C’è stato chi, del tutto inascoltato, ha gridato contro l’incongruenza e l’arbitrarietà di molti divieti imposti alle popolazioni di Regioni che presentavano un tasso molto basso di contagio.
E’ prevalsa, però, l’italica tendenza al bizantinismo delle simmetrie perfette. A ragionevoli richieste di misure diversificate, si è controbattuto che l’uniformità di trattamento evitava al “gregge” di cadere nell’anarchia!
Un fitto mistero su ciò che gli Italiani avrebbero potuto fare nelle seconde casedi così diverso da quello che avevano fatto nelle primeha assillato (e continua a tormentare) la mente di chi non ha portato il cervello all’ammasso e si ostina a voler cogliere le ragioni di una stupidità così immensa.

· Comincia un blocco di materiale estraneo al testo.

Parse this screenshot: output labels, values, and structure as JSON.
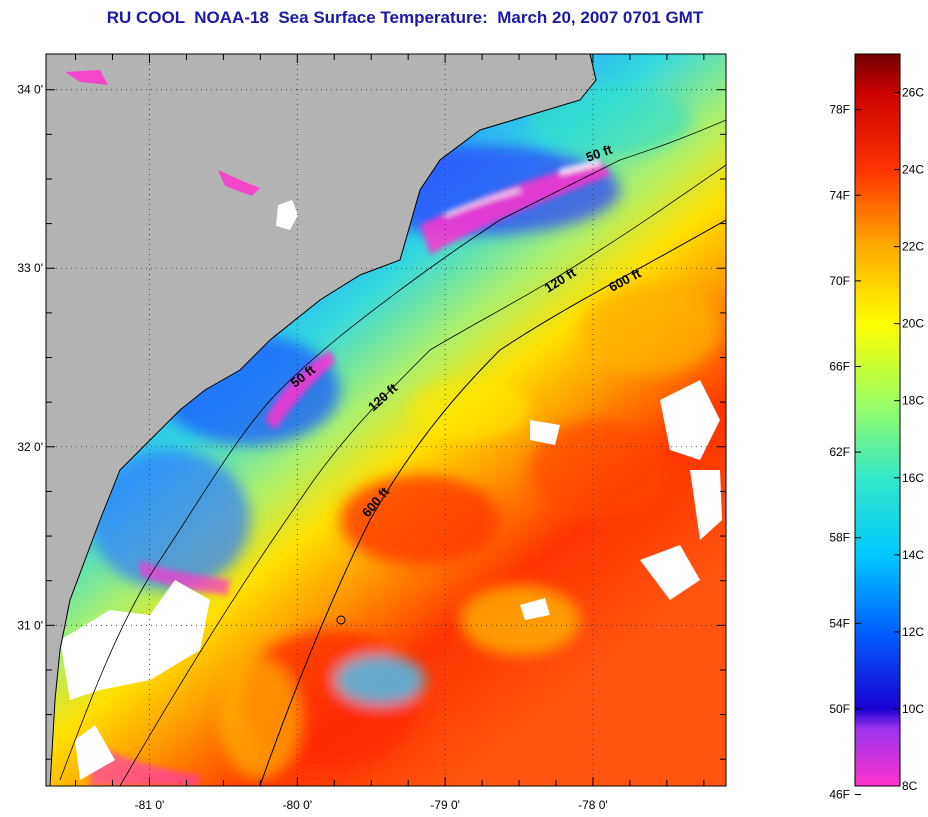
{
  "title": "RU COOL  NOAA-18  Sea Surface Temperature:  March 20, 2007 0701 GMT",
  "map": {
    "lon_range": [
      -81.7,
      -77.1
    ],
    "lat_range": [
      30.1,
      34.2
    ],
    "lon_ticks": [
      -81,
      -80,
      -79,
      -78
    ],
    "lat_ticks": [
      31,
      32,
      33,
      34
    ],
    "lon_labels": [
      "-81 0'",
      "-80 0'",
      "-79 0'",
      "-78 0'"
    ],
    "lat_labels": [
      "31 0'",
      "32 0'",
      "33 0'",
      "34 0'"
    ],
    "land_color": "#b3b3b3",
    "grid": "dotted"
  },
  "isobaths": [
    {
      "label": "50 ft"
    },
    {
      "label": "50 ft"
    },
    {
      "label": "120 ft"
    },
    {
      "label": "120 ft"
    },
    {
      "label": "600 ft"
    },
    {
      "label": "600 ft"
    }
  ],
  "colorbar": {
    "min_c": 8,
    "max_c": 27,
    "c_labels": [
      "26C",
      "24C",
      "22C",
      "20C",
      "18C",
      "16C",
      "14C",
      "12C",
      "10C",
      "8C"
    ],
    "f_labels": [
      "78F",
      "74F",
      "70F",
      "66F",
      "62F",
      "58F",
      "54F",
      "50F",
      "46F"
    ],
    "stops": [
      {
        "c": 8,
        "color": "#ff33cc"
      },
      {
        "c": 9.5,
        "color": "#9a33ee"
      },
      {
        "c": 10,
        "color": "#1a00d0"
      },
      {
        "c": 12,
        "color": "#0060ff"
      },
      {
        "c": 14,
        "color": "#00c8ff"
      },
      {
        "c": 16,
        "color": "#33e8c8"
      },
      {
        "c": 18,
        "color": "#a0ff60"
      },
      {
        "c": 20,
        "color": "#ffff00"
      },
      {
        "c": 22,
        "color": "#ffaa00"
      },
      {
        "c": 24,
        "color": "#ff3300"
      },
      {
        "c": 26,
        "color": "#cc0000"
      },
      {
        "c": 27,
        "color": "#700000"
      }
    ]
  }
}
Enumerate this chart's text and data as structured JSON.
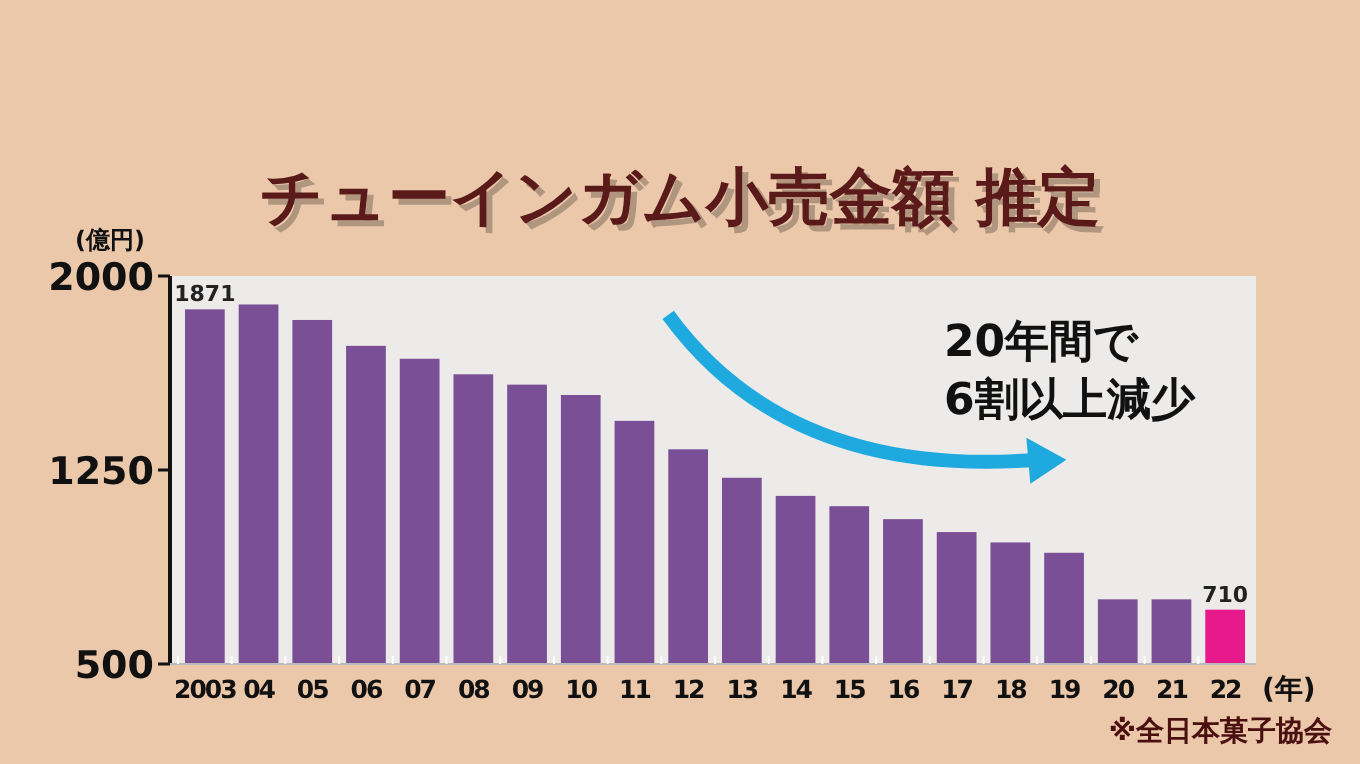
{
  "chart_data": {
    "type": "bar",
    "title": "チューインガム小売金額 推定",
    "ylabel": "(億円)",
    "xlabel": "(年)",
    "categories": [
      "2003",
      "04",
      "05",
      "06",
      "07",
      "08",
      "09",
      "10",
      "11",
      "12",
      "13",
      "14",
      "15",
      "16",
      "17",
      "18",
      "19",
      "20",
      "21",
      "22"
    ],
    "values": [
      1871,
      1890,
      1830,
      1730,
      1680,
      1620,
      1580,
      1540,
      1440,
      1330,
      1220,
      1150,
      1110,
      1060,
      1010,
      970,
      930,
      750,
      750,
      710
    ],
    "colors": [
      "#7b4f96",
      "#7b4f96",
      "#7b4f96",
      "#7b4f96",
      "#7b4f96",
      "#7b4f96",
      "#7b4f96",
      "#7b4f96",
      "#7b4f96",
      "#7b4f96",
      "#7b4f96",
      "#7b4f96",
      "#7b4f96",
      "#7b4f96",
      "#7b4f96",
      "#7b4f96",
      "#7b4f96",
      "#7b4f96",
      "#7b4f96",
      "#e8198b"
    ],
    "value_labels": [
      "1871",
      null,
      null,
      null,
      null,
      null,
      null,
      null,
      null,
      null,
      null,
      null,
      null,
      null,
      null,
      null,
      null,
      null,
      null,
      "710"
    ],
    "ylim": [
      500,
      2000
    ],
    "yticks": [
      500,
      1250,
      2000
    ],
    "annotations": [
      "20年間で\n6割以上減少",
      "※全日本菓子協会"
    ]
  }
}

Domanda: Che cosa giustifica la persistente validità del verso dantesco sulla “serva Italia”?
Risposta: tutte le ideologie, che con le “loro” rispettive, indiscutibili e assiomatiche “verità”, presenti in Italia da duemila anni a questa parte, utili al “malgoverno” di Pontefici simoniaci e al centro di oscuri intrighi di Curia, di Monarchi e di Tiranni di varia ferocia dittatoriale, hanno prodotto il miracolistico effetto di convincere l’italico “gregge” a non credere all’apodittica affermazione della sua possibile immunità dal virus, ma di prestare ossequio alle parole altrimenti “illuminate” di tutta una serie infinita e progressivamente in crescita di “anonimi” e “sconosciuti catastrofisti” cui il Coronavirus ha regalato attimi di inimmaginabile e imprevedibile notorietà.
A pandemia finita, sarà interessante conoscere, oltre al numero dei contagiati, dei guariti e dei deceduti, delle persone che sono apparse in video o intervistate sulla stampa.